Nesta carta que o artista escreve para Charles Morice, época em que escreveu inúmeras cartas aos tribunais de Papeete, protestando contra a sua condenação a três meses de prisão por um tribunal local, motivada por suas observações sobre a polícia.
Ilhas Marquesas, abril de 1903
“ Estou por terra, mas ainda não vencido.
O índio que sorri no suplício estaria vencido?
Decididamente o selvagem é melhor que nós.
Você se enganou quando disse, certo dia, que eu estava errado em dizer que sou um selvagem.
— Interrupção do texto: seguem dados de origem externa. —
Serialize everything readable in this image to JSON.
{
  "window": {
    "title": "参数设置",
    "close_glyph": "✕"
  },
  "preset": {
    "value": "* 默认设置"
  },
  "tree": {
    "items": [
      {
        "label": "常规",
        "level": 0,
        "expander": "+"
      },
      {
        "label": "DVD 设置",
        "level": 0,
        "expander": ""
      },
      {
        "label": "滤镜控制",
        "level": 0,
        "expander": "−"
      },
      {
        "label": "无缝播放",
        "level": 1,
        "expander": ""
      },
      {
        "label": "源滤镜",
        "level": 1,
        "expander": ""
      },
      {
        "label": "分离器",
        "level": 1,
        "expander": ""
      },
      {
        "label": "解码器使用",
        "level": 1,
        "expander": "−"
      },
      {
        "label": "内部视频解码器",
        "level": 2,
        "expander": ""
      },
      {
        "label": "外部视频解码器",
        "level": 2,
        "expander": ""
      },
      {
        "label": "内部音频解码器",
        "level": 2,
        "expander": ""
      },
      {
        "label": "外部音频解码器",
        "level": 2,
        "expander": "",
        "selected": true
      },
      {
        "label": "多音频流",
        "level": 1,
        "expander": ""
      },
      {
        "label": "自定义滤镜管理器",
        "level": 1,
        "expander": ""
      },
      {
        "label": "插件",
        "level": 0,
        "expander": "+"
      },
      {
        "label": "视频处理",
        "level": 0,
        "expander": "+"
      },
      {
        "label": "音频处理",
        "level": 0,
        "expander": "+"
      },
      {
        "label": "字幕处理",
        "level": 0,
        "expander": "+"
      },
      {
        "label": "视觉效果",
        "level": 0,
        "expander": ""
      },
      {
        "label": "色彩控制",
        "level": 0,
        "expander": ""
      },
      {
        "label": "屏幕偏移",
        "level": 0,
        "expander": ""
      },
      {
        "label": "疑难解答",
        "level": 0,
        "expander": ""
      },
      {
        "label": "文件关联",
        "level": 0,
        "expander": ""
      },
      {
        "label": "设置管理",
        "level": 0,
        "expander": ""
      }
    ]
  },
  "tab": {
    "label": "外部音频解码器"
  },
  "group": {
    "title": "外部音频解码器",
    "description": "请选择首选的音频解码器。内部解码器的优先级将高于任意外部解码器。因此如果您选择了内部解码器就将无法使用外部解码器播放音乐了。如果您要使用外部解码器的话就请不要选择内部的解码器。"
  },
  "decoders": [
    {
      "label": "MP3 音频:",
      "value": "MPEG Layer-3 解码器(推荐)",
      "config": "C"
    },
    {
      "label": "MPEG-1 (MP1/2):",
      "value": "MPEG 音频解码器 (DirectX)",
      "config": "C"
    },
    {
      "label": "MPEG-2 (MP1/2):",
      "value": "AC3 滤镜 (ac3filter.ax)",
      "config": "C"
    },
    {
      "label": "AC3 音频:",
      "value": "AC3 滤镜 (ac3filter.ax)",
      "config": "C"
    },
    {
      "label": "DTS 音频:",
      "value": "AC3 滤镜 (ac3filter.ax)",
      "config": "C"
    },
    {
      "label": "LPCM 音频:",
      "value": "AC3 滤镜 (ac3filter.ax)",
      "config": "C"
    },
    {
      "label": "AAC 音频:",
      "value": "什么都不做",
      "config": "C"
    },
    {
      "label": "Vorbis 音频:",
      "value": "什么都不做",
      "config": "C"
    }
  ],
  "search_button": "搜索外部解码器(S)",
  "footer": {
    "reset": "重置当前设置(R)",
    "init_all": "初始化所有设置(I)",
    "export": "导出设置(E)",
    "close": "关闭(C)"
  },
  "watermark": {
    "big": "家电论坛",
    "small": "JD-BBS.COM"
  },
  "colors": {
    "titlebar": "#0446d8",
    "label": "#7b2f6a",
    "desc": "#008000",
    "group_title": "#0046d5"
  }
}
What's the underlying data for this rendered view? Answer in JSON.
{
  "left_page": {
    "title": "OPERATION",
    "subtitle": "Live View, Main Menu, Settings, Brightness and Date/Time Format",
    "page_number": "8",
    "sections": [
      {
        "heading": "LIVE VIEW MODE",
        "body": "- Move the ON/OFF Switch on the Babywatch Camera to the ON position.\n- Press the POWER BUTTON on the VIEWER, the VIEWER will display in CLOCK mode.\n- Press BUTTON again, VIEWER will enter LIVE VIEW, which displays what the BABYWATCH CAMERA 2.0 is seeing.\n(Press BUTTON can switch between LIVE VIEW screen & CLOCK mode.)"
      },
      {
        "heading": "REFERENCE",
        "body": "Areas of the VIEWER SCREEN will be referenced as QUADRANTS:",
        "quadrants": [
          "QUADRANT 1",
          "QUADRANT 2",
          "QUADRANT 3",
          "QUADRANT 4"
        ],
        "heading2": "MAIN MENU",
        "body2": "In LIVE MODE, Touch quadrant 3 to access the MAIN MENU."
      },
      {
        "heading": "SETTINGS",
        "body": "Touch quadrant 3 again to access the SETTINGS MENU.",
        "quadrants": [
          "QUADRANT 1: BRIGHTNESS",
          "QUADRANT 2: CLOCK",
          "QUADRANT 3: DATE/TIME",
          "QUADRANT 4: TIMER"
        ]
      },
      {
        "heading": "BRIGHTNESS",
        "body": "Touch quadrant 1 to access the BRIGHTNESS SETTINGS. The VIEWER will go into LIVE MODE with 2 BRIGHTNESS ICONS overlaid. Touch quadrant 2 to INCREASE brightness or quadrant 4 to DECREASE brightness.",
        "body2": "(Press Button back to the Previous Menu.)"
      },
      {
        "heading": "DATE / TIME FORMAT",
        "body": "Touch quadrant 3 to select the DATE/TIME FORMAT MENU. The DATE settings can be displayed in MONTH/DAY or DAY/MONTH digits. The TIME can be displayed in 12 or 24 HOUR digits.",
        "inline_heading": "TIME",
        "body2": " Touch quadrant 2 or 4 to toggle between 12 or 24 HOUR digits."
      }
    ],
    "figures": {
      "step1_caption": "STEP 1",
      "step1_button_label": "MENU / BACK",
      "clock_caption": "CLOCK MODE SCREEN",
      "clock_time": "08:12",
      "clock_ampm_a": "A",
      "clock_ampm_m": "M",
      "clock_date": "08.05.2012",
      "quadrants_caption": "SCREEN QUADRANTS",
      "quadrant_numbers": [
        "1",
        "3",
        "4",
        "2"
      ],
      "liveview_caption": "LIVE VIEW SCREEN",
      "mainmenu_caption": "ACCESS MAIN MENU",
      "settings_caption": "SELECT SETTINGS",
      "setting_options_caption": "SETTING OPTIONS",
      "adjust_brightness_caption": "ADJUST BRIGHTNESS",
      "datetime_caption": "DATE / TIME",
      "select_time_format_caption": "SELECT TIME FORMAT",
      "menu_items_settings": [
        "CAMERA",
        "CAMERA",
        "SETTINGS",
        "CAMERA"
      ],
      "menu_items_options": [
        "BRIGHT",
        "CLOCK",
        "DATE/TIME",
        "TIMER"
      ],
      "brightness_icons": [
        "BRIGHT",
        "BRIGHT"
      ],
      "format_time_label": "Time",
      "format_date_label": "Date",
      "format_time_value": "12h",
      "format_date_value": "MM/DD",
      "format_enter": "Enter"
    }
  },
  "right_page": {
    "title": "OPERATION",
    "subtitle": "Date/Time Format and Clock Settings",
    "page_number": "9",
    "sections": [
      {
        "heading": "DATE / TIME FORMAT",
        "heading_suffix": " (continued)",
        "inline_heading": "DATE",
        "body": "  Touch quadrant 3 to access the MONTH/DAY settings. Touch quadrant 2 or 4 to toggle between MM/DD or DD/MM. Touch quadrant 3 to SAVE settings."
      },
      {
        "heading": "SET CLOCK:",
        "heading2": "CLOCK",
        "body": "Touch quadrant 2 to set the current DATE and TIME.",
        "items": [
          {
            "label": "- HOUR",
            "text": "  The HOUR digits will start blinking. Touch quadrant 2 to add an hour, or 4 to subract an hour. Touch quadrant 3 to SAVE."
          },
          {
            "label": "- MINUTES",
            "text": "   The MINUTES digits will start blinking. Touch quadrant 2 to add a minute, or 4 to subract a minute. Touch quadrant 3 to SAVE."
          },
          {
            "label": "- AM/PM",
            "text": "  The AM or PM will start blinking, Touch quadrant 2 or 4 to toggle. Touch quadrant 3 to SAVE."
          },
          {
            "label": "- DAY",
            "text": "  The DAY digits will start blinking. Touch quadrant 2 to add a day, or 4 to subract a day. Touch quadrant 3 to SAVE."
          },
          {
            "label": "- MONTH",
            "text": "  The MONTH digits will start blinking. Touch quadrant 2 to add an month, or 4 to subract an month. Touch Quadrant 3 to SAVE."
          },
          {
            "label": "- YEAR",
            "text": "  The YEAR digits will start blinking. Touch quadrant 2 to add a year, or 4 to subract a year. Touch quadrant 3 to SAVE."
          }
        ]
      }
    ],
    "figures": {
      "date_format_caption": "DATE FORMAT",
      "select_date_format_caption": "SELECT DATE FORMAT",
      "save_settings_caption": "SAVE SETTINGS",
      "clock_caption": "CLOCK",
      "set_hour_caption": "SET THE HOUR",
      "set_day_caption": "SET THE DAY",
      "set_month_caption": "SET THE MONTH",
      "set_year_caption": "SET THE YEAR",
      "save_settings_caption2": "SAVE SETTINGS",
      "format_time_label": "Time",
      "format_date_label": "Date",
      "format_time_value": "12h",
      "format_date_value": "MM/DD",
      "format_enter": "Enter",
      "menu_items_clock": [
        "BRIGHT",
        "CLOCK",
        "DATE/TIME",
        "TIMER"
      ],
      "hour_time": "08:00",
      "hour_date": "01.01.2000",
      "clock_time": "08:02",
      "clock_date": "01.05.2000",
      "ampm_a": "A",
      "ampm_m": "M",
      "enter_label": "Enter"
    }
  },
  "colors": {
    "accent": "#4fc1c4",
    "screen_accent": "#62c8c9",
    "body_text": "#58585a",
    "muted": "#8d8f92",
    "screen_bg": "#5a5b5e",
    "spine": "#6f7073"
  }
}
No entanto é verdade: sou um selvagem.
E os civilizados o pressentem, pois em minhas obras não há nada que surpreenda ou perturbe, a não ser esse ‘selvagem-apesar-de-mim-mesmo’.
Por isso é inimitável.
A obra de um homem é a explicação desse homem.
Daí, duas espécies de beleza, uma resultante do instinto e outra proveniente do estudo.
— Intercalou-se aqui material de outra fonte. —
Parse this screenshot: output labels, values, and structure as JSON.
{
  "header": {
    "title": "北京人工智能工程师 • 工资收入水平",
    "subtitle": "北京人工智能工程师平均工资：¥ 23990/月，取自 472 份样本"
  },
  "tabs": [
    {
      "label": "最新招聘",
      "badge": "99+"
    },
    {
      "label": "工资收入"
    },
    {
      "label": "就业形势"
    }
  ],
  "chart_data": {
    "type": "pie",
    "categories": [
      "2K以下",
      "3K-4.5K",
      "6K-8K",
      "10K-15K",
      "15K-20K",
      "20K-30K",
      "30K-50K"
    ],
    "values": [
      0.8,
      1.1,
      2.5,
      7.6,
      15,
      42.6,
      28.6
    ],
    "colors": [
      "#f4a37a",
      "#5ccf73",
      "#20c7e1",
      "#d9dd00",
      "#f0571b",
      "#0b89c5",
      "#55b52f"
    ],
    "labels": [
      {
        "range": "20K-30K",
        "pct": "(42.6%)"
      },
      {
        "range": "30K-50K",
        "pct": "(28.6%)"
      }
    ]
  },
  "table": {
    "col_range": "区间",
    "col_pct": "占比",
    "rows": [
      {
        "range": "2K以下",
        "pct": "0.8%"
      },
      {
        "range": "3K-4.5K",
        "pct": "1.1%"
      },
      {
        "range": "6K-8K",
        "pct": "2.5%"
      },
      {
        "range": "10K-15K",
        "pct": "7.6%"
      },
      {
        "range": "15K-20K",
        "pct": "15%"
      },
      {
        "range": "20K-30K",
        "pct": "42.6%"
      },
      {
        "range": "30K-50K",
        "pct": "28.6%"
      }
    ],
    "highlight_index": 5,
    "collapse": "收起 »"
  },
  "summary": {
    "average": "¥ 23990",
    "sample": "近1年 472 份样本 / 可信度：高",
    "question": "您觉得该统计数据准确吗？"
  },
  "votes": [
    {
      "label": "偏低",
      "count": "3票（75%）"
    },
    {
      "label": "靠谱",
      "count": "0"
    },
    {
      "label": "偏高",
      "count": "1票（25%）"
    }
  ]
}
Certamente, a combinação das duas com as modificações que ela acarreta confere uma grande riqueza, muito complicada, que o crítico de arte deve empenhar-se em descobrir.
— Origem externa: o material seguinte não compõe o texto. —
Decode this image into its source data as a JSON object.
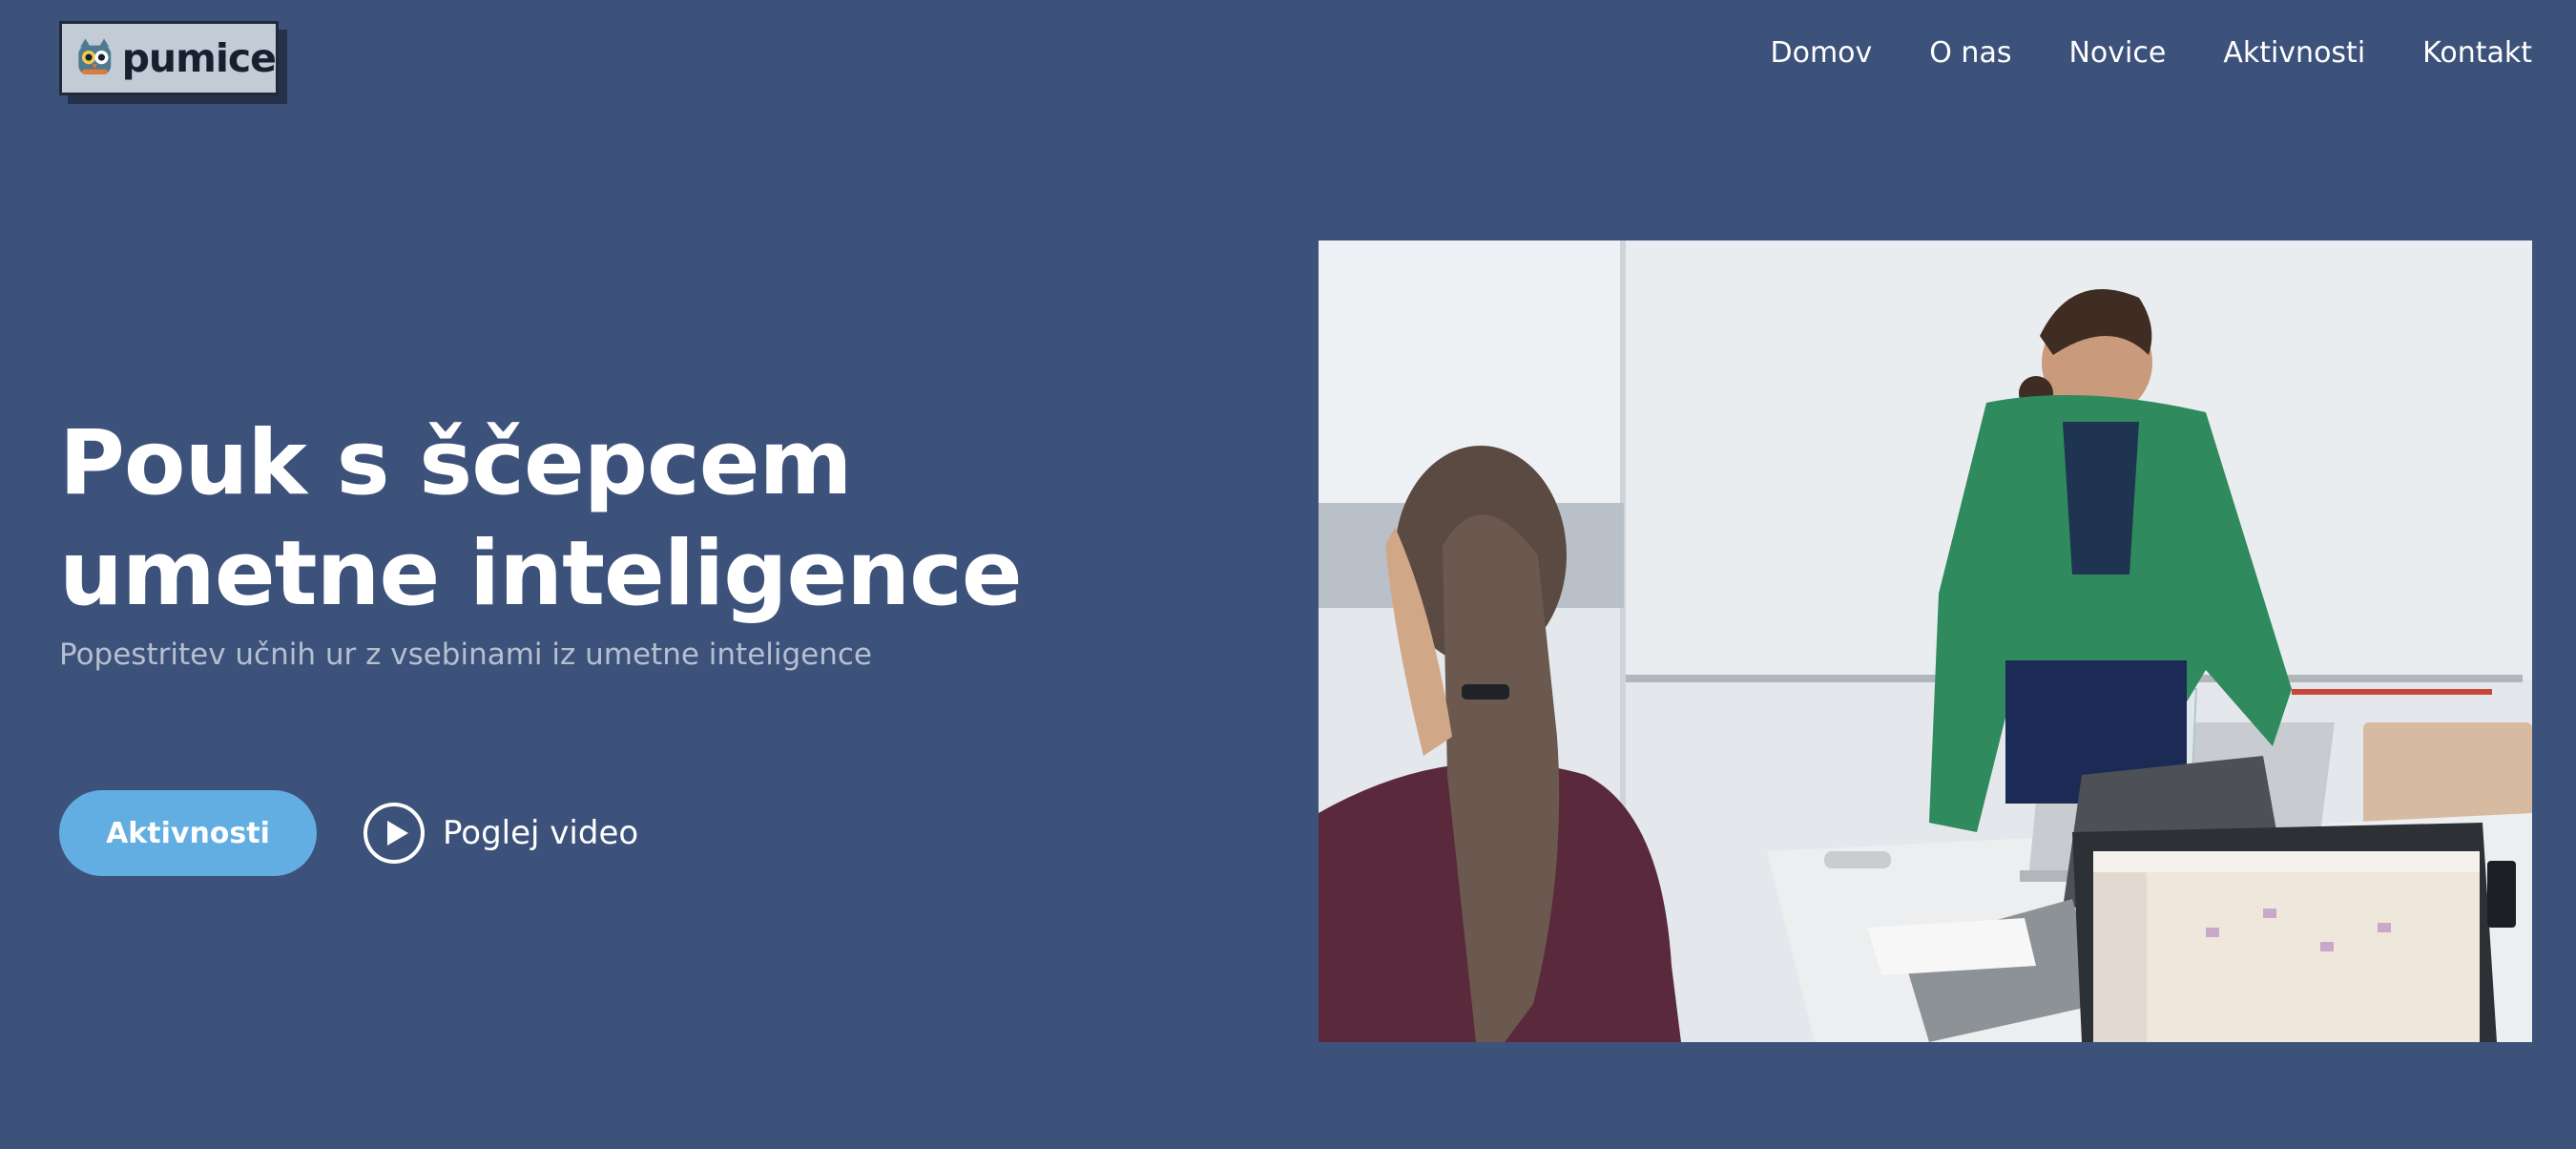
{
  "header": {
    "logo_text": "pumice",
    "nav": [
      {
        "label": "Domov"
      },
      {
        "label": "O nas"
      },
      {
        "label": "Novice"
      },
      {
        "label": "Aktivnosti"
      },
      {
        "label": "Kontakt"
      }
    ]
  },
  "hero": {
    "title": "Pouk s ščepcem umetne inteligence",
    "subtitle": "Popestritev učnih ur z vsebinami iz umetne inteligence",
    "primary_button": "Aktivnosti",
    "video_link": "Poglej video",
    "image_icon": "classroom-photo"
  },
  "colors": {
    "background": "#3d527b",
    "accent": "#62aee2",
    "subtitle": "#b5bfd0"
  }
}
Hoje, você é o critico de arte; permita-me não guiá-lo, mas aconselha-lo a abrir os olhos para o que acabo de dizer em algumas linhas, um tanto misteriosamente.
A grande ciência de Rafael não me desvia e não me impede, nem por um instante, de sentir, de ver e compreender seu elemento primordial, que é o instinto do belo.
Rafael nasceu belo.
Nele, tudo o mais são apenas modificações.
Acabamos de passar, na arte, por um longo caminho de desregramento causado pela física, pela química, pela mecânica e pelo estudo da natureza.
Tendo perdido toda a sua selvageria, já sem instinto e, por assim dizer, sem imaginação, os artistas se dispersaram por todos os atalhos para encontrar elementos produtores que eles não tinham força para criar.
Consequentemente, agem apenas como multidões desordenadas, sentindo-se assustados como que perdidos quando estão sozinhos.
Por isso não se deve aconselhar a solidão a todo mundo, pois é preciso ter força para suporta-la e agir sozinho.”